WASHINGTON • Michael Maclin, principal at University City High School, believes in what he calls “real world learning” for students.
“You can talk about the Senate, the House and the election process, but a trip to the inauguration is something people will never forget,” Maclin said.
Twenty-six of Maclin’s juniors and seniors might prove their principal right after concluding a three-day trip to Washington by attending President Barack Obama’s second inauguration.
Carl Sechrist, one of the students, described a crowd variously estimated between 700,000 and 1 million people as “completely overwhelming.”
“I don’t know why, but I didn’t expect it. They said the crowd would be ‘crushing,’” he said. “But I didn’t appreciate it until I got there.”
The local entourage had some choice standing room tickets behind the Capitol Reflecting Pool, for which they thanked Sen. Claire McCaskill, D-Mo. That gave them a straight-on view about 200 yards from the podium where Obama’s ceremonial oath of office and speech took place.
Behind them stretched the National Mall and a sea of people that, as the principal suggested, students might never forget.
“Just looking back all the way to the Washington Monument, at the mass of people, was incredible,” said student Grace Deitzler. “I’ve never seen that many people in my life, everybody there for the same purpose of sharing the moment.”
It was more than just atmospherics that captivated these students. Count them among the Americans weary of gridlock in polarized Washington, one of the themes in the president’s speech.

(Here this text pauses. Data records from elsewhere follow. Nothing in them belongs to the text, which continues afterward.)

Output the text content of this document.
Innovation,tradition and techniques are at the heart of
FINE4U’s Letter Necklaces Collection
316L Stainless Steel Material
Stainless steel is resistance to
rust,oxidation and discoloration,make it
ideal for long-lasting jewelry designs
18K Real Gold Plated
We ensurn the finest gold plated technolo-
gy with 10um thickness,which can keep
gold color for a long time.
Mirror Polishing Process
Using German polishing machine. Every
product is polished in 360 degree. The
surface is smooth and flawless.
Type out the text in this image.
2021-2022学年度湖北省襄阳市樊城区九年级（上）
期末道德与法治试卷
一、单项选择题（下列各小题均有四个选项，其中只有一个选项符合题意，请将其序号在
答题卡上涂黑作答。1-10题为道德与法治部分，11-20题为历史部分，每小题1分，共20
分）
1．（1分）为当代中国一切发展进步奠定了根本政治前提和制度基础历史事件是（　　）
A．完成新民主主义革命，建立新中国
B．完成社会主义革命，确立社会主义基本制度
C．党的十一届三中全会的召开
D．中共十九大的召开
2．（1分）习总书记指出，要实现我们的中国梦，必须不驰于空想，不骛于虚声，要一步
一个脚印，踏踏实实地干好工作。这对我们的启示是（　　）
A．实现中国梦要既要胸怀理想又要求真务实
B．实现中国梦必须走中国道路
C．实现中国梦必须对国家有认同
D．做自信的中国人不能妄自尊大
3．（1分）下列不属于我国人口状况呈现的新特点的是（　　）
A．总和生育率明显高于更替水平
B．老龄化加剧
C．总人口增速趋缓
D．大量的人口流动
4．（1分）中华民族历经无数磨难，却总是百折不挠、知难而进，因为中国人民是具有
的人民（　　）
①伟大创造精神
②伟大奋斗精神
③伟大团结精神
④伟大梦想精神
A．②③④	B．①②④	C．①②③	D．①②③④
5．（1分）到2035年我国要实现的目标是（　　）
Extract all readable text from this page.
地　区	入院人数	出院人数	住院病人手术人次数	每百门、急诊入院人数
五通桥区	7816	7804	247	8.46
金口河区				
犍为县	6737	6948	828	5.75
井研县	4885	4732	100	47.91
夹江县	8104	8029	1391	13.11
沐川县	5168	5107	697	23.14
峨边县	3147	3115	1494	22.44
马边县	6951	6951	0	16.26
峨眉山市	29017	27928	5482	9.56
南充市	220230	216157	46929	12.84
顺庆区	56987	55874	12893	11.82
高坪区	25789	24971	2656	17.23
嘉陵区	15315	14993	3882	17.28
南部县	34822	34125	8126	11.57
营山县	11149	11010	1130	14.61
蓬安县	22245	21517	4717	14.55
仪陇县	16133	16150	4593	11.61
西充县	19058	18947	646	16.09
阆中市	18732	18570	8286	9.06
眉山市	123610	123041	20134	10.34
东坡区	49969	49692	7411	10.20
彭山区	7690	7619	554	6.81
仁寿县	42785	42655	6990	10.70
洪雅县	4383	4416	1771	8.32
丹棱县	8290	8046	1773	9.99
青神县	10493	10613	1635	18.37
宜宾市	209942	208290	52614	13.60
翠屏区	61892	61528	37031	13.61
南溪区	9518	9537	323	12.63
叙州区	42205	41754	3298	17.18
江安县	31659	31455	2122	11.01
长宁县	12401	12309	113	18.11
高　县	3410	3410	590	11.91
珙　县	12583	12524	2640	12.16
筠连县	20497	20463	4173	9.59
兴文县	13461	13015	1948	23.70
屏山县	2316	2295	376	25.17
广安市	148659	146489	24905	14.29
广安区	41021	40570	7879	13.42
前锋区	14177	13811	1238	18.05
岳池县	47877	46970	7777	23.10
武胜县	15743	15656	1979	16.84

Obama “said we can’t mistake this bantering, this back-and-forth, for real political discourse, that we can’t just bicker with each other because that’s not what real legislative bodies do,” said student Ethan Farber.
ENTHUSIASM NOT LACKING
This time around, there was no groundbreaking history, no transfer of power. But it didn’t necessarily mean a lack of enthusiasm.
“It doesn’t have the sizzle of the first inauguration, but it is a historic moment,” observed Sen. Dick Durbin, D-Ill.
Gov. Jay Nixon got here on Sunday for a brief visit that included a reception at Vice President Joe Biden’s residence at the Grounds of the Naval Observatory.
Having just experienced his own second inauguration, Nixon remarked in an interview that “it is a time that causes you to think both backward and forward.”
The parallel between Jefferson City and Washington, he said, is that “it is a challenge sometime in modern politics to get something done.”
Four years ago, McCaskill had duties as co-chairwoman of the Presidential Inaugural Committee and hosted her own party. This year, she had no formal role and held no party, but she planned to be on hand with family members for the ceremonial oath of office.
Rep. William Lacy Clay, D-St. Louis, held a lottery to dispense some 225 tickets to St. Louisans after getting more than 1,000 ticket requests. It was a difficult process; he needed to finagle extra tickets from Republican colleagues who had them to give.
Then some of his 1st District lottery winners experienced “sticker shock,” as he put it, when they found out that some Washington hotels were requiring four-night minimum stays.
The Lesbian and Gay Band Association was on hand for an encore inauguration performance, alongside high school marchers, military bands, dancers and all of the other 57 groups chosen by the inaugural committee.
“It’s kind of awe-inspiring to have people come together like this from all around the country,” said Lawrence Miskel, of St. Louis, a saxophone player with LGBA who performed at his second inauguration.
In the 1990s, the band was part of sideline entertainment in the inaugural parades of Bill Clinton. In 2001 and 2005, they had no role when George W. Bush took the oath of office. But four years ago, the LGBA’s application to perform was accepted for Obama’s first inauguration.
Miskel, 33, called the invitation this year “a milestone. It’s really kind of symbolic being there, and not just for ourselves.”
The group’s 200-plus band members drilled in Baltimore over the weekend, preparing for the 1.5-mile parade route from the U.S. Capitol to the White House. They planned to perform four songs, ranging from the traditional “Battle Hymn of the Republic” to a version of Lady Gaga’s “Edge of Glory.”
“There are so many groups that applied to be part of the parade this year. For them to accept us back for the second time speaks a lot about the motivation of this administration,” said trumpet player Sara Gamblin-Luig, 36, also from St. Louis.